1. Biological warfare can be richly ambiguous. It blurs distinctions. Definitively determining whether an outbreak is an attack or a naturally occurring disease can be a tough challenge. Distinctions between state and non-state actors are critical but often insidious. Moreover, distinctions between home and abroad are no longer operable. Importantly, note that in neither of the two incidents that I described was there an actual biological attack. The difficulties and ambiguities of these circumstances—about what is happening and whether you are being attacked, whether a pathogen is natural or man-made—give rise to wholly different consequences than many other forms of warfare. They need to be incorporated into our thinking.
2. Discussions about nuclear deterrence usually assume that we would know whether or not we were being attacked by biological weapons. Asserting a credible nuclear deterrent is vastly more difficult in ambiguous circumstances. Of course, the threat of nuclear retaliation may have some significant role to fulfill. You can subdue the inclinations of states to use terrorist groups as cat’s paws, but in my view it would be foolish to over-rely on deterrence.
3. Note that in these scenarios the duration is different than in other types of potential terrorist attacks. Biological attack is not an incident; it is an extended series of events, even in the circumstance of a single attack. In the example that I have just given, an attack that never materialized had consequences that appeared over a period of weeks. As a result, the consequences are extremely complex.

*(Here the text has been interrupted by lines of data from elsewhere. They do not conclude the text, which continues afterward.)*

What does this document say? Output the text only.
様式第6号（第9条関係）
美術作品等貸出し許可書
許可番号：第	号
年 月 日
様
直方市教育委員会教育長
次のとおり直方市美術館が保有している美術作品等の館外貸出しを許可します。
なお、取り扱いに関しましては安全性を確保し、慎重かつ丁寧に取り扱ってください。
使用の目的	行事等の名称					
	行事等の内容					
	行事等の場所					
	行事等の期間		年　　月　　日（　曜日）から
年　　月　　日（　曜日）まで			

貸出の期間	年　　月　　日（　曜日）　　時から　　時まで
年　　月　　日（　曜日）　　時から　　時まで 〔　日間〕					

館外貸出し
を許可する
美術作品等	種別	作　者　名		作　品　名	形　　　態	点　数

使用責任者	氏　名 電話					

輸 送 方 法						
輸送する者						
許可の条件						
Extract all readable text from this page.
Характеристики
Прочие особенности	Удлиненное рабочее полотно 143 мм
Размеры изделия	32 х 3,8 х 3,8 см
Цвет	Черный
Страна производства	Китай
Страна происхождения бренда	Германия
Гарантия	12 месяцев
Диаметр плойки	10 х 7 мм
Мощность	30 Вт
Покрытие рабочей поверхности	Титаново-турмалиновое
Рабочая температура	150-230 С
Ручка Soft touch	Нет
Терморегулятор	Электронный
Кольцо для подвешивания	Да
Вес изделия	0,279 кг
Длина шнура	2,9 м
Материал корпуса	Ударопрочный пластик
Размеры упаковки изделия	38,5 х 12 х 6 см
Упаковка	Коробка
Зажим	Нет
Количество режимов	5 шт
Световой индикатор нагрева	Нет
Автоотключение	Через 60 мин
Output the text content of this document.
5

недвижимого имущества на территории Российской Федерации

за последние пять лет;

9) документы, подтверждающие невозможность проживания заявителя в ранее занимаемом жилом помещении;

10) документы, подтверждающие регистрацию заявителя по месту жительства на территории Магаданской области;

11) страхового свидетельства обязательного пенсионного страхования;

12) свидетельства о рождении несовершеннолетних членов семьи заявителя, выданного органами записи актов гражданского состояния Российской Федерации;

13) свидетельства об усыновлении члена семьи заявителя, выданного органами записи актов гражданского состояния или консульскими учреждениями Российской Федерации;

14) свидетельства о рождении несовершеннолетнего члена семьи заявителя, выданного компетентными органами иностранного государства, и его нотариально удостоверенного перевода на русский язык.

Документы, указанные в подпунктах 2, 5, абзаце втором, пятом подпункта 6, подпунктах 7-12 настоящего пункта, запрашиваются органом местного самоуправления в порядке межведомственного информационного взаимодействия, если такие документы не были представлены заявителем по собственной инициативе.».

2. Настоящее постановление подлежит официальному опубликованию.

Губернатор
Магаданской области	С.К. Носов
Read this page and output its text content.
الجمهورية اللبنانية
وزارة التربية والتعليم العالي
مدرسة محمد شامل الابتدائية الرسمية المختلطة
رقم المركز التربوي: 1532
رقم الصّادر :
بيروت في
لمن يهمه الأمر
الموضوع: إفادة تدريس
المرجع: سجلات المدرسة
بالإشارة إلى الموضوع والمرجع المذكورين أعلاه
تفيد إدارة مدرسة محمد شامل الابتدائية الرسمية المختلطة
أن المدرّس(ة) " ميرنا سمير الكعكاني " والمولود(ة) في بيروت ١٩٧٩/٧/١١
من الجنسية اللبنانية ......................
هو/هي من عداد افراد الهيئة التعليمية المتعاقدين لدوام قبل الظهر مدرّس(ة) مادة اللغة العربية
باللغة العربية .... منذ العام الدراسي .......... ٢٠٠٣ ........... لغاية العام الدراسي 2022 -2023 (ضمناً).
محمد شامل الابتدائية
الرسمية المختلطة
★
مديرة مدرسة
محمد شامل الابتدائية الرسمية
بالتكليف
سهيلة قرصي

4. The crucial arena of activity is consequence management. It is unlikely that all biological weapon attacks will be thwarted or deterred. What is more believable is that success will come by managing the consequences of an attack and limiting its effects. Consequence management cannot be mastered by the single silver bullet of the multivalent vaccine, by the ability to find an effective nuclear deterrent, or by some prevention device or detector. It is, in very substantial measure, an issue associated with panic, mass psychology, and public health. During the sarin attack in Tokyo, medical facilities were confronted with an influx of the “worried well” (hypochondriacs and those who were unsure of their exposure to the agent). These healthy but burdensome patients outnumbered truly sick patients by a ratio of four to one, rapidly overwhelming the available medical infrastructure and personnel. The skills required to deal with such a situation are unique and demanding. They are not common to the military psychology or to the existing bureaucracy. They require new ways of thinking and responding.
5. The kinds of issues raised by these scenarios cross every type of traditional boundary. Our hardest problems are often encountered in overcoming bureaucracy and precedent in attempting to work across these boundaries. These scenarios have touched upon how the United States would respond with our intelligence apparatus, military forces, FEMA and the Public Health Service, and federal and local law enforcement authorities. The complexities of coordinating such an effort are enormous. Discussion among people who do not normally talk to one another will need to take place, and those engaged in such conversations will have difficulty understanding—and sometimes be uncomfortable with—one another.
If the events described above occurred today—as well they could—we would have a world that has benefited enormously from the progress made over the last several years. We have first responders trained in some significant measure, the beginnings of antibiotic stockpiles, and units like the Marine Corps’ Chemical-Biological Incident Response Force in place. We have a higher degree of attention paid to the work done at the United States Army Medical Research Institute of Infectious Disease and the CDC. Most significantly, we have a coordinator in the White House and serious presidential interest. But the fact is that the United States is still vulnerable to severe injury because even now we are far from where we need to be.